Centrar recursos en los más jóvenes

Van pasando las semanas y las medidas de confinamiento empiezan a relajarse. Habrá que estar pendientes, en todo caso, de posibles repuntes, a la vista de lo observado en otros países. Pero sin restar un ápice de gravedad a la emergencia sanitaria, que aún sigue presente, comienzan a vislumbrarse más nítidamente los costes económicos y, por ende, sociales del escenario al que nos enfrentamos. Y, en este sentido, la generación «millennial», la de aquellos nacidos en la década de los ochenta, se enfrenta, de nuevo, a las peores consecuencias. Es urgente, pues, situar en el objetivo de las políticas públicas a esta generación, ante el riesgo de abrir una fractura social con largo impacto en nuestra sociedad.

El inicio de la crisis financiera global en 2007-08, que luego fue de Deuda pública en la eurozona a partir de 2010, redujo la renta per cápita de nuestro país más de un 10 por ciento, caída que obviamente no sufrieron todos los españoles de igual modo. Mientras las generaciones más adultas resistieron razonablemente, con el apoyo del sistema público de pensiones, los más jóvenes no disponían de modelos de protección a su alcance. Ni siquiera el sistema de desempleo pudo cubrir las necesidades básicas, en la medida que la incorporación al mercado laboral de esta generación se realizaba fundamentalmente a través de contratos temporales, sin apenas costes de despido y menores prestaciones. A la pérdida de trabajo se unieron en muchos casos problemas severos con algunos gastos comprometidos, véase hipotecas, que dieron lugar a situaciones muy dramáticas. Una generación que ni siquiera ha visto los rendimientos positivos de la educación, de los que pudimos disfrutar los que ya pasamos de los 40.
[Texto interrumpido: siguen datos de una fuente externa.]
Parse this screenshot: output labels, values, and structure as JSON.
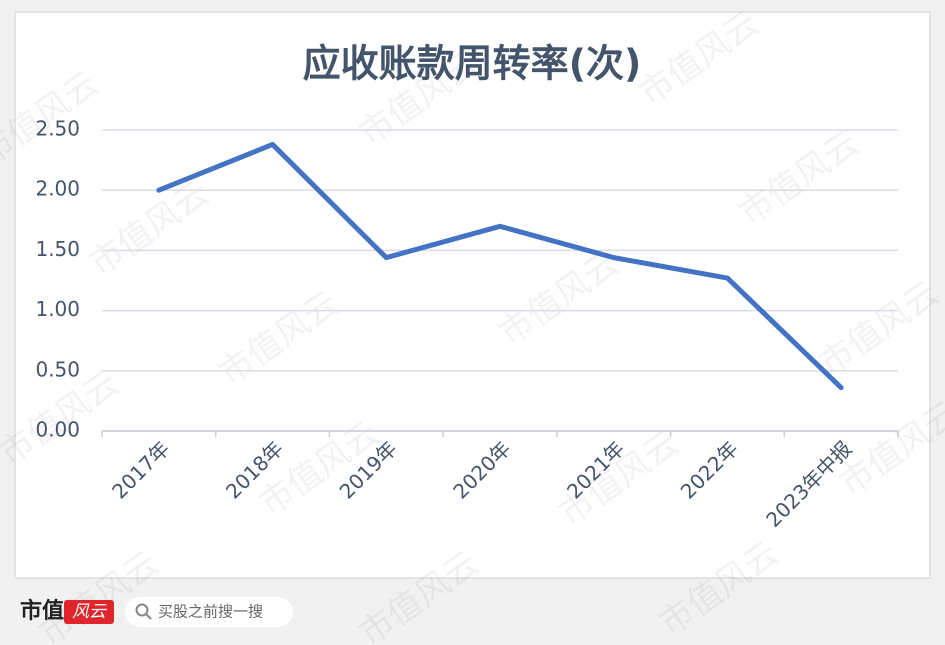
{
  "chart_data": {
    "type": "line",
    "title": "应收账款周转率(次)",
    "categories": [
      "2017年",
      "2018年",
      "2019年",
      "2020年",
      "2021年",
      "2022年",
      "2023年中报"
    ],
    "series": [
      {
        "name": "应收账款周转率",
        "color": "#4472c4",
        "values": [
          2.0,
          2.38,
          1.44,
          1.7,
          1.44,
          1.27,
          0.36
        ]
      }
    ],
    "ylim": [
      0,
      2.5
    ],
    "yticks": [
      {
        "value": 0,
        "label": "0.00"
      },
      {
        "value": 0.5,
        "label": "0.50"
      },
      {
        "value": 1,
        "label": "1.00"
      },
      {
        "value": 1.5,
        "label": "1.50"
      },
      {
        "value": 2,
        "label": "2.00"
      },
      {
        "value": 2.5,
        "label": "2.50"
      }
    ],
    "grid": true
  },
  "watermark": "市值风云",
  "footer": {
    "brand": "市值",
    "logo": "风云",
    "search_placeholder": "买股之前搜一搜"
  }
}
A su vez, la falta de recursos impactaba en los niños nacidos en esos años de unas recién formadas familias jóvenes que iniciaban la andadura profesional con contratos precarios y endeudamientos, con frecuencia muy elevados, dada la burbuja de precios inmobiliarios previos a la recesión. Es cierto que el sostenimiento de las pensiones ayudó en muchos casos a mantener también a estas familias jóvenes, vía solidaridad intrafamiliar privada, pero hemos de reconocer que el sector público no estuvo a la altura de las circunstancias.
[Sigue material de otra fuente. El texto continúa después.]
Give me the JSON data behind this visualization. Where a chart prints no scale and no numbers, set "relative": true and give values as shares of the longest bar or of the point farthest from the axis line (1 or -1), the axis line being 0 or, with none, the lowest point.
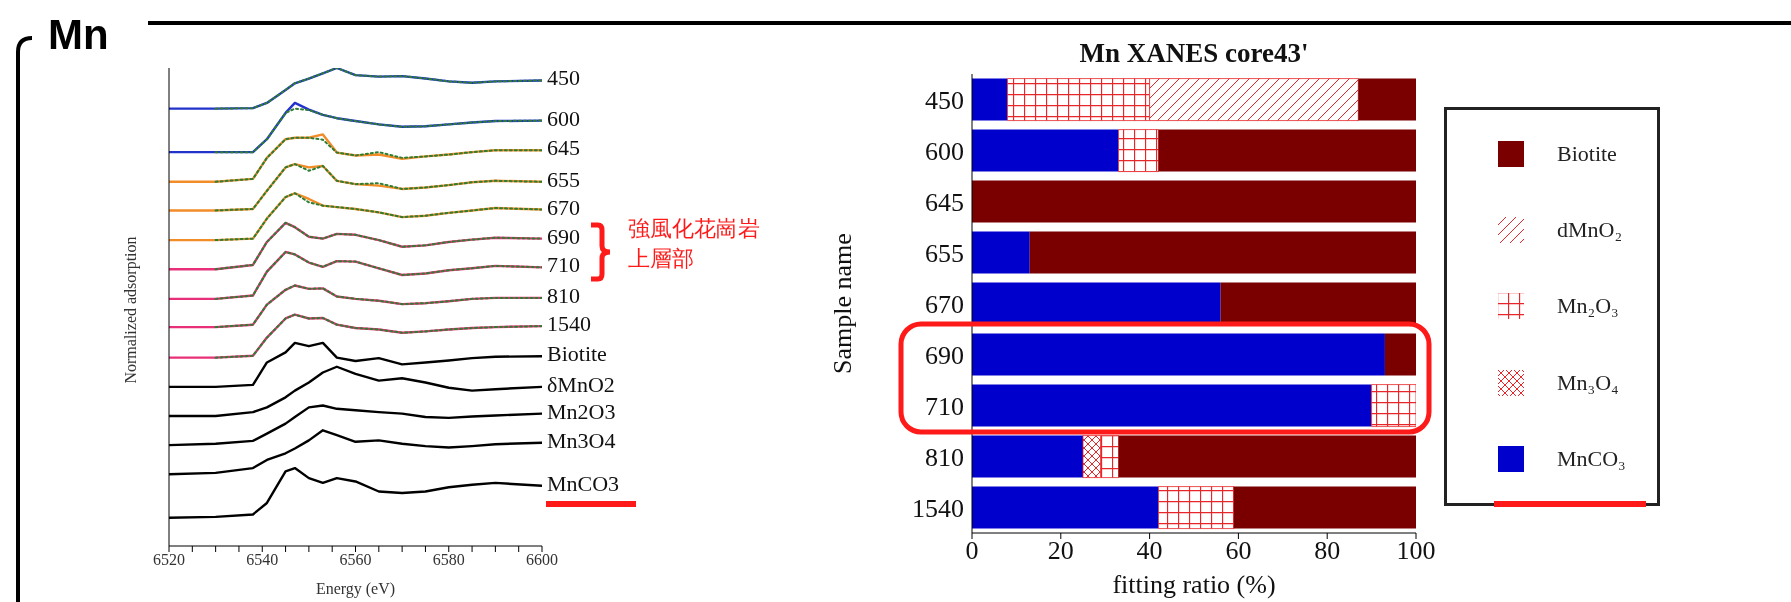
{
  "chart_data": [
    {
      "type": "line",
      "xlabel": "Energy (eV)",
      "ylabel": "Normalized adsorption",
      "relative": true,
      "marker": "none",
      "line_style": "solid",
      "xlim": [
        6520,
        6600
      ],
      "xticks": [
        6520,
        {
          "value": 6525,
          "label": null
        },
        {
          "value": 6530,
          "label": null
        },
        {
          "value": 6535,
          "label": null
        },
        6540,
        {
          "value": 6545,
          "label": null
        },
        {
          "value": 6550,
          "label": null
        },
        {
          "value": 6555,
          "label": null
        },
        6560,
        {
          "value": 6565,
          "label": null
        },
        {
          "value": 6570,
          "label": null
        },
        {
          "value": 6575,
          "label": null
        },
        6580,
        {
          "value": 6585,
          "label": null
        },
        {
          "value": 6590,
          "label": null
        },
        {
          "value": 6595,
          "label": null
        },
        6600
      ],
      "annotations": [
        "Mn",
        "強風化花崗岩上層部"
      ],
      "x": [
        6520,
        6530,
        6538,
        6541,
        6545,
        6547,
        6550,
        6553,
        6556,
        6560,
        6565,
        6570,
        6575,
        6580,
        6585,
        6590,
        6600
      ],
      "series": [
        {
          "name": "450",
          "color": "#2233cc",
          "values": [
            0.915,
            0.915,
            0.916,
            0.927,
            0.954,
            0.968,
            0.978,
            0.989,
            1,
            0.985,
            0.982,
            0.983,
            0.978,
            0.972,
            0.969,
            0.972,
            0.974
          ]
        },
        {
          "color": "#2e7d32",
          "line_style": "dotted",
          "x": [
            6530,
            6538,
            6541,
            6545,
            6547,
            6550,
            6553,
            6556,
            6560,
            6565,
            6570,
            6575,
            6580,
            6585,
            6590,
            6600
          ],
          "values": [
            0.915,
            0.916,
            0.927,
            0.954,
            0.968,
            0.978,
            0.989,
            1,
            0.985,
            0.982,
            0.983,
            0.978,
            0.972,
            0.969,
            0.972,
            0.974
          ]
        },
        {
          "name": "600",
          "color": "#2233cc",
          "values": [
            0.824,
            0.824,
            0.824,
            0.851,
            0.906,
            0.927,
            0.913,
            0.902,
            0.895,
            0.889,
            0.882,
            0.877,
            0.878,
            0.882,
            0.886,
            0.889,
            0.89
          ]
        },
        {
          "color": "#2e7d32",
          "line_style": "dotted",
          "x": [
            6530,
            6538,
            6541,
            6545,
            6547,
            6550,
            6553,
            6556,
            6560,
            6565,
            6570,
            6575,
            6580,
            6585,
            6590,
            6600
          ],
          "values": [
            0.824,
            0.824,
            0.851,
            0.906,
            0.915,
            0.912,
            0.902,
            0.895,
            0.889,
            0.882,
            0.877,
            0.878,
            0.882,
            0.886,
            0.889,
            0.89
          ]
        },
        {
          "name": "645",
          "color": "#f28c28",
          "values": [
            0.762,
            0.762,
            0.768,
            0.812,
            0.851,
            0.854,
            0.854,
            0.861,
            0.823,
            0.817,
            0.819,
            0.81,
            0.815,
            0.819,
            0.824,
            0.828,
            0.828
          ]
        },
        {
          "color": "#2e7d32",
          "line_style": "dotted",
          "x": [
            6530,
            6538,
            6541,
            6545,
            6547,
            6550,
            6553,
            6556,
            6560,
            6565,
            6570,
            6575,
            6580,
            6585,
            6590,
            6600
          ],
          "values": [
            0.762,
            0.768,
            0.812,
            0.851,
            0.854,
            0.854,
            0.85,
            0.823,
            0.817,
            0.824,
            0.812,
            0.815,
            0.819,
            0.824,
            0.828,
            0.828
          ]
        },
        {
          "name": "655",
          "color": "#f28c28",
          "values": [
            0.702,
            0.702,
            0.705,
            0.743,
            0.792,
            0.799,
            0.792,
            0.795,
            0.764,
            0.757,
            0.754,
            0.747,
            0.75,
            0.755,
            0.761,
            0.764,
            0.762
          ]
        },
        {
          "color": "#2e7d32",
          "line_style": "dotted",
          "x": [
            6530,
            6538,
            6541,
            6545,
            6547,
            6550,
            6553,
            6556,
            6560,
            6565,
            6570,
            6575,
            6580,
            6585,
            6590,
            6600
          ],
          "values": [
            0.702,
            0.705,
            0.743,
            0.792,
            0.799,
            0.785,
            0.795,
            0.764,
            0.757,
            0.759,
            0.747,
            0.75,
            0.755,
            0.761,
            0.764,
            0.762
          ]
        },
        {
          "name": "670",
          "color": "#f28c28",
          "values": [
            0.64,
            0.64,
            0.643,
            0.685,
            0.73,
            0.738,
            0.726,
            0.712,
            0.709,
            0.705,
            0.698,
            0.688,
            0.691,
            0.697,
            0.702,
            0.707,
            0.704
          ]
        },
        {
          "color": "#2e7d32",
          "line_style": "dotted",
          "x": [
            6530,
            6538,
            6541,
            6545,
            6547,
            6550,
            6553,
            6556,
            6560,
            6565,
            6570,
            6575,
            6580,
            6585,
            6590,
            6600
          ],
          "values": [
            0.64,
            0.643,
            0.685,
            0.73,
            0.738,
            0.719,
            0.712,
            0.709,
            0.705,
            0.698,
            0.688,
            0.691,
            0.697,
            0.702,
            0.707,
            0.704
          ]
        },
        {
          "name": "690",
          "color": "#e8307a",
          "values": [
            0.579,
            0.579,
            0.588,
            0.636,
            0.676,
            0.667,
            0.647,
            0.643,
            0.653,
            0.651,
            0.64,
            0.626,
            0.629,
            0.636,
            0.641,
            0.645,
            0.643
          ]
        },
        {
          "color": "#2e7d32",
          "line_style": "dotted",
          "x": [
            6530,
            6538,
            6541,
            6545,
            6547,
            6550,
            6553,
            6556,
            6560,
            6565,
            6570,
            6575,
            6580,
            6585,
            6590,
            6600
          ],
          "values": [
            0.579,
            0.588,
            0.636,
            0.676,
            0.667,
            0.647,
            0.643,
            0.653,
            0.651,
            0.64,
            0.626,
            0.629,
            0.636,
            0.641,
            0.645,
            0.643
          ]
        },
        {
          "name": "710",
          "color": "#e8307a",
          "values": [
            0.517,
            0.517,
            0.524,
            0.574,
            0.615,
            0.61,
            0.593,
            0.584,
            0.596,
            0.595,
            0.581,
            0.567,
            0.57,
            0.577,
            0.581,
            0.586,
            0.583
          ]
        },
        {
          "color": "#2e7d32",
          "line_style": "dotted",
          "x": [
            6530,
            6538,
            6541,
            6545,
            6547,
            6550,
            6553,
            6556,
            6560,
            6565,
            6570,
            6575,
            6580,
            6585,
            6590,
            6600
          ],
          "values": [
            0.517,
            0.524,
            0.574,
            0.615,
            0.61,
            0.593,
            0.584,
            0.596,
            0.595,
            0.581,
            0.567,
            0.57,
            0.577,
            0.581,
            0.586,
            0.583
          ]
        },
        {
          "name": "810",
          "color": "#e8307a",
          "values": [
            0.458,
            0.458,
            0.463,
            0.505,
            0.536,
            0.545,
            0.538,
            0.539,
            0.522,
            0.517,
            0.513,
            0.506,
            0.508,
            0.512,
            0.517,
            0.519,
            0.519
          ]
        },
        {
          "color": "#2e7d32",
          "line_style": "dotted",
          "x": [
            6530,
            6538,
            6541,
            6545,
            6547,
            6550,
            6553,
            6556,
            6560,
            6565,
            6570,
            6575,
            6580,
            6585,
            6590,
            6600
          ],
          "values": [
            0.458,
            0.463,
            0.505,
            0.536,
            0.545,
            0.538,
            0.539,
            0.522,
            0.517,
            0.513,
            0.506,
            0.508,
            0.512,
            0.517,
            0.519,
            0.519
          ]
        },
        {
          "name": "1540",
          "color": "#e8307a",
          "values": [
            0.394,
            0.394,
            0.398,
            0.436,
            0.476,
            0.484,
            0.476,
            0.477,
            0.463,
            0.456,
            0.453,
            0.446,
            0.449,
            0.453,
            0.456,
            0.458,
            0.46
          ]
        },
        {
          "color": "#2e7d32",
          "line_style": "dotted",
          "x": [
            6530,
            6538,
            6541,
            6545,
            6547,
            6550,
            6553,
            6556,
            6560,
            6565,
            6570,
            6575,
            6580,
            6585,
            6590,
            6600
          ],
          "values": [
            0.394,
            0.398,
            0.436,
            0.476,
            0.484,
            0.476,
            0.477,
            0.463,
            0.456,
            0.453,
            0.446,
            0.449,
            0.453,
            0.456,
            0.458,
            0.46
          ]
        },
        {
          "name": "Biotite",
          "color": "#000000",
          "values": [
            0.333,
            0.333,
            0.337,
            0.384,
            0.405,
            0.425,
            0.418,
            0.425,
            0.394,
            0.387,
            0.393,
            0.38,
            0.384,
            0.388,
            0.393,
            0.396,
            0.397
          ]
        },
        {
          "name": "δMnO2",
          "color": "#000000",
          "values": [
            0.272,
            0.272,
            0.28,
            0.29,
            0.311,
            0.325,
            0.342,
            0.363,
            0.375,
            0.36,
            0.346,
            0.351,
            0.342,
            0.331,
            0.325,
            0.328,
            0.333
          ]
        },
        {
          "name": "Mn2O3",
          "color": "#000000",
          "values": [
            0.211,
            0.214,
            0.22,
            0.235,
            0.256,
            0.27,
            0.29,
            0.294,
            0.287,
            0.284,
            0.28,
            0.277,
            0.27,
            0.268,
            0.271,
            0.273,
            0.277
          ]
        },
        {
          "name": "Mn3O4",
          "color": "#000000",
          "values": [
            0.15,
            0.153,
            0.163,
            0.18,
            0.194,
            0.204,
            0.221,
            0.242,
            0.232,
            0.218,
            0.221,
            0.214,
            0.209,
            0.206,
            0.209,
            0.213,
            0.216
          ]
        },
        {
          "name": "MnCO3",
          "color": "#000000",
          "values": [
            0.059,
            0.061,
            0.066,
            0.09,
            0.156,
            0.163,
            0.142,
            0.132,
            0.142,
            0.135,
            0.114,
            0.111,
            0.114,
            0.123,
            0.128,
            0.132,
            0.126
          ]
        }
      ]
    },
    {
      "type": "bar",
      "orientation": "horizontal",
      "stacked": true,
      "title": "Mn XANES core43'",
      "xlabel": "fitting ratio (%)",
      "ylabel": "Sample name",
      "legend": "right",
      "categories": [
        "450",
        "600",
        "645",
        "655",
        "670",
        "690",
        "710",
        "810",
        "1540"
      ],
      "xlim": [
        0,
        100
      ],
      "xticks": [
        0,
        20,
        40,
        60,
        80,
        100
      ],
      "series": [
        {
          "name": "MnCO₃",
          "color": "#0000cc",
          "values": [
            8,
            33,
            0,
            13,
            56,
            93,
            90,
            25,
            42
          ]
        },
        {
          "name": "Mn₃O₄",
          "color": "#e8262a",
          "values": [
            0,
            0,
            0,
            0,
            0,
            0,
            0,
            4,
            0
          ]
        },
        {
          "name": "Mn₂O₃",
          "color": "#e8262a",
          "values": [
            32,
            9,
            0,
            0,
            0,
            0,
            10,
            4,
            17
          ]
        },
        {
          "name": "dMnO₂",
          "color": "#e8262a",
          "values": [
            47,
            0,
            0,
            0,
            0,
            0,
            0,
            0,
            0
          ]
        },
        {
          "name": "Biotite",
          "color": "#7a0000",
          "values": [
            13,
            58,
            100,
            87,
            44,
            7,
            0,
            67,
            41
          ]
        }
      ]
    }
  ]
}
En 2017, diez años después del inicio de la pasada crisis, España recuperaba la renta per cápita previa al shock financiero, pero obviamente la distribución era incluso más desigual que entonces. La tasa de desempleo que se situaba en 2007 en el entorno del 8 por ciento diez años después rondaba el 14 por ciento, con números aún más gruesos para las cohortes más jóvenes. La ratio de desigualdad, medida por el «índice Gini», aumentó en la pasada crisis casi en dos puntos, con una ligera reducción en los últimos años de poco más de medio punto. El riesgo de pobreza saltó durante la Gran Recesión hasta más allá del 22 por ciento, y apenas se redujo en los últimos años. Lo que se traduce en que uno de cada tres niños estaba en riesgo de pobreza antes del inicio de la actual crisis. Son datos gruesos que nos muestran a las claras las cicatrices de la última recesión, que, aun con la recuperación de la cifra bruta de renta per cápita, presentan la imagen de un país socialmente muy polarizado.

Pues bien, este año la renta per cápita volverá a caer en el entorno de otro 10 por ciento, asumiendo un shock en poco más de seis meses similar al sufrido en el periodo 2008-2012, volviendo al fondo de la curva observada en las últimas décadas. Y, como entonces, seguimos disponiendo de un Estado de bienestar en el que las generaciones más jóvenes no están en el foco.

Sirva esta columna como un grito desesperado en favor de una revisión profunda de las políticas de protección social que deje a un lado al «votante mediano» o le pida, al menos, su comprensión para lograr una sociedad inclusiva. Una sociedad en la que los más vulnerables, entre ellos los «millennials», no sufran también los estragos de la crisis que viene, sino que tengan acceso al empleo como vía natural de inserción.